How to Fire Up Your Creativity for a World Class Content Marketing Program


6 Sparks That Will Fire Up Your Imagination

Screen_Shot_2016-10-18_at_10.49.02_AM.pngEvery year, the Content Marketing Institute publishes their B2B Content Marketing Benchmarks, Budgets, and Trends— North America report.

In their 2016 report, they cite research findings that 88% of all B2B companies are doing content marketing. At the same time, about 60% of those companies say that producing engaging content and producing content consistently are among their top 5 challenges.

None of these stats are particularly surprising to me. It’s hard to find a B2B firm that hasn’t heard of the absolute value and necessity for content marketing, but not every firm has the creative chops to produce and publish consistently good content.

But I’m not talking about content tactics, like “Hey gang, let’s do a video!” I’m talking about the creativity and imagination for identifying a subject, and then addressing that subject in a way that’s interesting, compelling, and different from what competitors may (or may not) be doing.

It’s time to get creative.

Six Ways to Stimulate the Creative Writer Within You

If you’re in need of a way to find some inspiration for content that can build your corporate or personal brand, or generate leads, here’s a list of a half dozen “source ideas” that I use with LeadG2’s clients. A “source idea” is a catalyst for identifying a subject or topic for content. In effect, it’s the creative spark that can fire up your imagination.

1. Impactful Change

There’s an endless uplpy of source ideas that spring from changes that will have an impact on your clients and prospects. They can be changes to a product spec, a new law or regulation, research identifying new helpful insights, product recalls, and so on. But it’s not enough just to identify the change agent in order to produce great, creative content. In order to turn this type of source idea into engaging content, you need to address the how’s and why’s of that change, and ways that change can be addressed.

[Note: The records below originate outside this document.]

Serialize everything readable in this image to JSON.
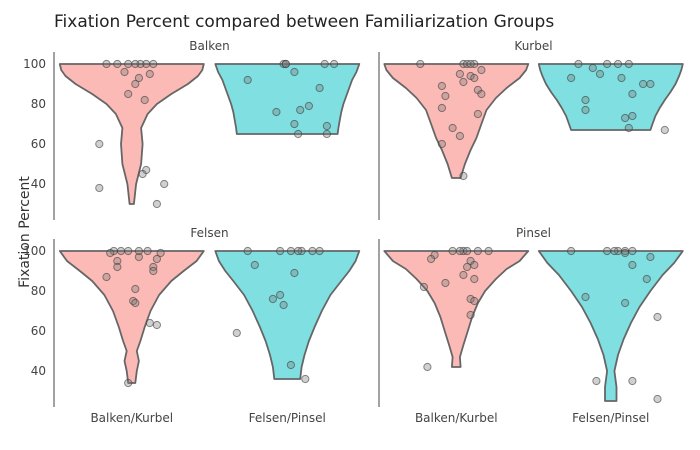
{
  "chart_data": {
    "type": "violin",
    "title": "Fixation Percent compared between Familiarization Groups",
    "ylabel": "Fixation Percent",
    "xlabel": "",
    "categories": [
      "Balken/Kurbel",
      "Felsen/Pinsel"
    ],
    "colors": {
      "Balken/Kurbel": "#f8766d",
      "Felsen/Pinsel": "#00bfc4"
    },
    "yticks": [
      40,
      60,
      80,
      100
    ],
    "grid": false,
    "facets": [
      {
        "name": "Balken",
        "ylim": [
          22,
          104
        ],
        "violins": [
          {
            "category": "Balken/Kurbel",
            "min": 30,
            "max": 100,
            "profile": [
              [
                30,
                0.03
              ],
              [
                40,
                0.06
              ],
              [
                50,
                0.13
              ],
              [
                60,
                0.15
              ],
              [
                68,
                0.13
              ],
              [
                75,
                0.22
              ],
              [
                80,
                0.35
              ],
              [
                85,
                0.55
              ],
              [
                90,
                0.78
              ],
              [
                94,
                0.92
              ],
              [
                97,
                0.98
              ],
              [
                100,
                1.0
              ]
            ],
            "points": [
              [
                0.2,
                100
              ],
              [
                -0.35,
                100
              ],
              [
                0.12,
                100
              ],
              [
                -0.05,
                100
              ],
              [
                0.25,
                95
              ],
              [
                0.05,
                90
              ],
              [
                0.18,
                82
              ],
              [
                -0.1,
                96
              ],
              [
                -0.05,
                85
              ],
              [
                -0.45,
                60
              ],
              [
                0.2,
                47
              ],
              [
                0.15,
                45
              ],
              [
                0.45,
                40
              ],
              [
                -0.45,
                38
              ],
              [
                0.35,
                30
              ],
              [
                0.3,
                100
              ],
              [
                -0.2,
                100
              ],
              [
                0.05,
                100
              ],
              [
                0.1,
                93
              ]
            ]
          },
          {
            "category": "Felsen/Pinsel",
            "min": 65,
            "max": 100,
            "profile": [
              [
                65,
                0.7
              ],
              [
                68,
                0.71
              ],
              [
                72,
                0.73
              ],
              [
                76,
                0.75
              ],
              [
                80,
                0.78
              ],
              [
                84,
                0.82
              ],
              [
                88,
                0.86
              ],
              [
                92,
                0.9
              ],
              [
                96,
                0.96
              ],
              [
                100,
                1.0
              ]
            ],
            "points": [
              [
                -0.05,
                100
              ],
              [
                -0.02,
                100
              ],
              [
                0.65,
                100
              ],
              [
                0.52,
                100
              ],
              [
                0.1,
                96
              ],
              [
                -0.55,
                92
              ],
              [
                0.45,
                88
              ],
              [
                0.3,
                79
              ],
              [
                0.18,
                77
              ],
              [
                -0.15,
                76
              ],
              [
                0.1,
                70
              ],
              [
                0.55,
                69
              ],
              [
                0.15,
                65
              ],
              [
                0.55,
                65
              ],
              [
                -0.02,
                100
              ]
            ]
          }
        ]
      },
      {
        "name": "Kurbel",
        "ylim": [
          22,
          104
        ],
        "violins": [
          {
            "category": "Balken/Kurbel",
            "min": 43,
            "max": 100,
            "profile": [
              [
                43,
                0.06
              ],
              [
                50,
                0.12
              ],
              [
                57,
                0.2
              ],
              [
                63,
                0.28
              ],
              [
                70,
                0.35
              ],
              [
                77,
                0.42
              ],
              [
                83,
                0.55
              ],
              [
                88,
                0.7
              ],
              [
                93,
                0.88
              ],
              [
                97,
                0.97
              ],
              [
                100,
                1.0
              ]
            ],
            "points": [
              [
                0.1,
                100
              ],
              [
                0.25,
                100
              ],
              [
                -0.5,
                100
              ],
              [
                0.15,
                100
              ],
              [
                0.35,
                97
              ],
              [
                0.05,
                95
              ],
              [
                0.2,
                94
              ],
              [
                0.25,
                93
              ],
              [
                0.1,
                91
              ],
              [
                -0.2,
                89
              ],
              [
                0.3,
                87
              ],
              [
                0.35,
                85
              ],
              [
                -0.15,
                84
              ],
              [
                -0.2,
                78
              ],
              [
                0.3,
                75
              ],
              [
                -0.05,
                68
              ],
              [
                0.05,
                64
              ],
              [
                -0.2,
                60
              ],
              [
                0.1,
                44
              ],
              [
                0.2,
                100
              ]
            ]
          },
          {
            "category": "Felsen/Pinsel",
            "min": 67,
            "max": 100,
            "profile": [
              [
                67,
                0.55
              ],
              [
                70,
                0.58
              ],
              [
                74,
                0.62
              ],
              [
                78,
                0.68
              ],
              [
                82,
                0.75
              ],
              [
                86,
                0.83
              ],
              [
                90,
                0.9
              ],
              [
                94,
                0.95
              ],
              [
                97,
                0.98
              ],
              [
                100,
                1.0
              ]
            ],
            "points": [
              [
                -0.45,
                100
              ],
              [
                -0.05,
                100
              ],
              [
                0.25,
                100
              ],
              [
                0.1,
                100
              ],
              [
                -0.25,
                98
              ],
              [
                -0.55,
                93
              ],
              [
                -0.15,
                95
              ],
              [
                0.15,
                93
              ],
              [
                0.55,
                90
              ],
              [
                0.45,
                90
              ],
              [
                0.3,
                85
              ],
              [
                -0.35,
                82
              ],
              [
                -0.35,
                77
              ],
              [
                0.3,
                74
              ],
              [
                0.2,
                73
              ],
              [
                0.25,
                68
              ],
              [
                0.75,
                67
              ]
            ]
          }
        ]
      },
      {
        "name": "Felsen",
        "ylim": [
          22,
          104
        ],
        "violins": [
          {
            "category": "Balken/Kurbel",
            "min": 34,
            "max": 100,
            "profile": [
              [
                34,
                0.05
              ],
              [
                40,
                0.07
              ],
              [
                45,
                0.1
              ],
              [
                50,
                0.07
              ],
              [
                55,
                0.12
              ],
              [
                62,
                0.18
              ],
              [
                70,
                0.26
              ],
              [
                78,
                0.38
              ],
              [
                85,
                0.55
              ],
              [
                90,
                0.72
              ],
              [
                95,
                0.9
              ],
              [
                100,
                1.0
              ]
            ],
            "points": [
              [
                -0.25,
                100
              ],
              [
                -0.05,
                100
              ],
              [
                0.22,
                100
              ],
              [
                0.4,
                99
              ],
              [
                -0.3,
                99
              ],
              [
                0.1,
                97
              ],
              [
                0.35,
                96
              ],
              [
                -0.2,
                95
              ],
              [
                -0.2,
                92
              ],
              [
                0.3,
                92
              ],
              [
                0.3,
                90
              ],
              [
                -0.35,
                87
              ],
              [
                0.05,
                81
              ],
              [
                0.02,
                75
              ],
              [
                0.05,
                74
              ],
              [
                0.25,
                64
              ],
              [
                0.35,
                63
              ],
              [
                -0.05,
                34
              ],
              [
                0.1,
                100
              ],
              [
                -0.15,
                100
              ]
            ]
          },
          {
            "category": "Felsen/Pinsel",
            "min": 36,
            "max": 100,
            "profile": [
              [
                36,
                0.18
              ],
              [
                42,
                0.2
              ],
              [
                48,
                0.24
              ],
              [
                55,
                0.3
              ],
              [
                62,
                0.38
              ],
              [
                70,
                0.48
              ],
              [
                78,
                0.6
              ],
              [
                85,
                0.75
              ],
              [
                90,
                0.86
              ],
              [
                95,
                0.95
              ],
              [
                100,
                1.0
              ]
            ],
            "points": [
              [
                -0.55,
                100
              ],
              [
                -0.1,
                100
              ],
              [
                0.05,
                100
              ],
              [
                0.35,
                100
              ],
              [
                0.45,
                100
              ],
              [
                0.2,
                100
              ],
              [
                -0.45,
                93
              ],
              [
                0.1,
                89
              ],
              [
                -0.1,
                78
              ],
              [
                -0.2,
                76
              ],
              [
                -0.05,
                73
              ],
              [
                -0.7,
                59
              ],
              [
                0.05,
                43
              ],
              [
                0.25,
                36
              ],
              [
                0.15,
                100
              ]
            ]
          }
        ]
      },
      {
        "name": "Pinsel",
        "ylim": [
          22,
          104
        ],
        "violins": [
          {
            "category": "Balken/Kurbel",
            "min": 42,
            "max": 100,
            "profile": [
              [
                42,
                0.06
              ],
              [
                47,
                0.05
              ],
              [
                53,
                0.1
              ],
              [
                60,
                0.16
              ],
              [
                67,
                0.22
              ],
              [
                74,
                0.3
              ],
              [
                80,
                0.4
              ],
              [
                86,
                0.55
              ],
              [
                91,
                0.7
              ],
              [
                95,
                0.88
              ],
              [
                100,
                1.0
              ]
            ],
            "points": [
              [
                -0.05,
                100
              ],
              [
                0.1,
                100
              ],
              [
                0.3,
                100
              ],
              [
                0.45,
                100
              ],
              [
                0.15,
                100
              ],
              [
                -0.3,
                98
              ],
              [
                -0.35,
                96
              ],
              [
                0.2,
                95
              ],
              [
                0.25,
                93
              ],
              [
                0.15,
                92
              ],
              [
                0.1,
                88
              ],
              [
                0.25,
                86
              ],
              [
                -0.15,
                84
              ],
              [
                -0.45,
                82
              ],
              [
                0.2,
                76
              ],
              [
                0.25,
                75
              ],
              [
                0.2,
                68
              ],
              [
                -0.4,
                42
              ],
              [
                0.05,
                100
              ]
            ]
          },
          {
            "category": "Felsen/Pinsel",
            "min": 25,
            "max": 100,
            "profile": [
              [
                25,
                0.08
              ],
              [
                32,
                0.08
              ],
              [
                40,
                0.05
              ],
              [
                48,
                0.1
              ],
              [
                56,
                0.18
              ],
              [
                64,
                0.28
              ],
              [
                72,
                0.4
              ],
              [
                80,
                0.55
              ],
              [
                88,
                0.72
              ],
              [
                94,
                0.88
              ],
              [
                100,
                1.0
              ]
            ],
            "points": [
              [
                -0.55,
                100
              ],
              [
                -0.05,
                100
              ],
              [
                0.1,
                100
              ],
              [
                0.2,
                100
              ],
              [
                0.3,
                100
              ],
              [
                0.2,
                99
              ],
              [
                0.55,
                97
              ],
              [
                0.3,
                93
              ],
              [
                0.5,
                86
              ],
              [
                -0.35,
                77
              ],
              [
                0.2,
                74
              ],
              [
                0.65,
                67
              ],
              [
                -0.2,
                35
              ],
              [
                0.3,
                35
              ],
              [
                0.65,
                26
              ],
              [
                0.05,
                100
              ]
            ]
          }
        ]
      }
    ]
  }
}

2. Interview Your Sales or Business Development Team

A great place for source ideas are the people in your company that are on the front lines, interfacing with your clients and prospects. Simply ask them this question: “What are the top 3 questions you’re getting about _________?” These questions are a gateway to creativity, and ultimately, a path to writing and producing engaging content. Identifying these questions, addressing solutions, or even taking another step to interview clients and prospects to uncover deeper insights about the nature of a particular pain can be a foundation for engaging content.

Partner Guide to Content Marketing

3. “Jacking”

A while back, a fellow named David Meerman Scott wrote a book called How to Inject Your Ideas into a Breaking News Story and Generate Tons of Media Coverage, where he introduced the idea of “newsjacking.” He calls newsjacking “the art and science of injecting your ideas into a breaking news story and generating tons of media coverage and social media engagement.” Check out this blog post (“The Inbound Marketer’s guide to Newsjacking”) from HubSpot that has more insights on how to use this source idea in your content marketing program. 

4. Talk–a–Trend

Source ideas can also come from discussing trends and your perspective on those trends. You may be in a position to identify a trend that’s relevant to your clients and prospects, but there are also resources that may be able to do that heavy lift for you. A couple of great places to identify what’s trending include Quora, Google Trends, and

5. Survey

Surveys are one of my favorite tactics for content source ideas because they’re proprietary—meaning you get a first-to-market advantage for turning data and insights into compelling content. For example, we helped one client with a survey for an industry niche practice that produced ideas for a dozen blog posts, a whitepaper, a slide show, an Executive Summary report, and press releases, all in addition to generating dozens of new business leads. Not too shabby an ROI, eh? Check out these posts about doing surveys.

6. Mine Trade Association Content

Trade association newsletters, emails, LinkedIn groups, Facebook pages, Twitter accounts, topics delivered through webinars or seminars, educational opportunities, and on and on represent a goldmine of source ideas for content. Let the association do the heavy lift of being the author of a source idea, and you can then add your perspectives and insights about the subject they’ve identified as being of interest to the stakeholders they serve.

BTW, this is just a fraction of what I might bring to the table when creating the content marketing section of a client’s overall strategic marketing plan. I’ve got to keep some secrets, but I’m happy to share some thoughts about what your company can might be able to do. Connect with me at (585) 750-8258.

Turning Your Spark into a Flame and Ultimately, an Explosion of New Business

As it was written and sung, you’ve only just begun. (Musical interlude here.)

To turn that spark of creativity and imagination into content that can serve brand building and lead generation purposes, your source idea needs a subject, a writer to script or craft the content, a decision on format (i.e. blog, video, whitepaper, podcast), production, and publication. Each of these steps also requires creativity, and it’s likely that you’ll need a team to see these action items come to fruition. 

But you’re not quite done.

You’ve got to get eyeballs on that content. That means having a content promotion strategy and tactics in place. This too requires creativity and a team, and most likely, an investment that can include resources ranging from people time to pay per click. 

The spark, the script, the media, the promotion are critical for a content marketing program that’s inspirational and a critical part of your competitive differentiation strategy.